Quick Start – dataflow init

About 433 wordsAbout 1 min

2025-06-30

Code-Generation-Based Workflow

DataFlow follows a code generation + customization + script execution workflow, similar to create-react-app / vue-cli.

By invoking a CLI command, DataFlow automatically generates default runtime scripts and entry Python files. After user customization (e.g., changing datasets, switching LLM APIs, or reordering operators), you simply run the Python script to execute the desired functionality.

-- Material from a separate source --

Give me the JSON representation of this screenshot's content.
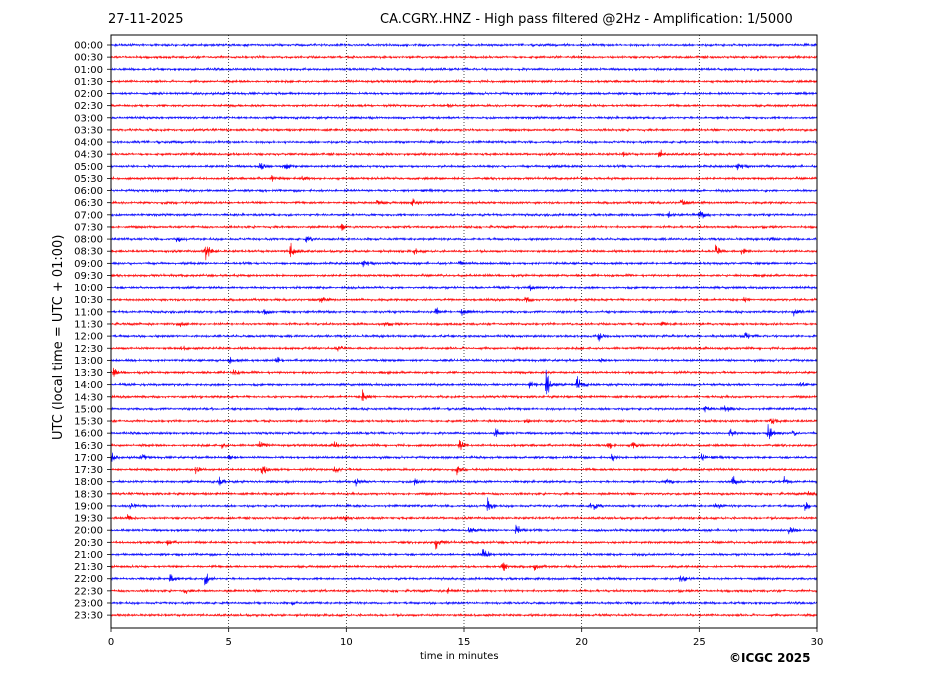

You only need three steps to run the SoTA Pipelines we provide.

1. Initialize a Project

In an empty directory, run:

dataflow init

This will generate the following directories in your working path:

$ tree -L 1
.
|-- api_pipelines
|-- core_text
|-- cpu_pipelines
|-- example_data
|-- gpu_pipelines
|-- playground
`-- simple_text_pipelines

Directory overview:

cpu_pipelines: Pipelines that run using CPU only
core_text: Examples of the most fundamental DataFlow operators
api_pipelines: Pipelines that use online LLM APIs (recommended for beginners)
gpu_pipelines: Pipelines that use locally deployed GPU models
example_data: Default input datasets for all example pipelines
playground: Lightweight examples that do not form full pipelines
simple_text_pipelines: Simple text-processing pipeline examples

2. Pipeline Categories (Choose One)

Pipelines with the same name across different directories follow an inclusive relationship:

Directory	Required Resources
`cpu_pipelines`	CPU only
`api_pipelines`	CPU + LLM API
`gpu_pipelines`	CPU + API + Local GPU

Recommendation for beginners: start directly with api_pipelines.

If you later have access to a GPU, you can simply replace the LLMServing with a local model.

3. Run Your First Prebuilt Pipeline

Enter any pipeline directory, for example:

cd api_pipelines

Open one of the Python files. In most cases, you only need to care about two configurations:

(1) Input Dataset Path

self.storage = FileStorage(
    first_entry_file_name="<path_to_dataset>"
)

By default, this points to the example dataset we provide and can be run directly. You may change it to your own dataset path to process your own data.

(2) LLM Serving

If you are using an API-based LLM, you need to set an environment variable first:

Linux / macOS

export DF_API_KEY=sk-xxxxx

Windows CMD

set DF_API_KEY=sk-xxxxx

PowerShell

$env:DF_API_KEY="sk-xxxxx"

Then simply run the script:

python xxx_pipeline.py

4. Multiple API Servings (Optional)

If you need to use multiple LLM APIs at the same time, you can assign a different environment variable name to each serving instance:

llm_serving_openai = APILLMServing_request(
    api_url="https://api.openai.com/v1/chat/completions",
    key_name_of_api_key="OPENAI_API_KEY",
    model_name="gpt-4o"
)

llm_serving_deepseek = APILLMServing_request(
    api_url="https://api.deepseek.com/v1/chat/completions",
    key_name_of_api_key="DEEPSEEK_API_KEY",
    model_name="deepseek-chat"
)

Then define the corresponding environment variables (e.g., OPENAI_API_KEY=sk-xxxxx) to enable multiple API servings to coexist.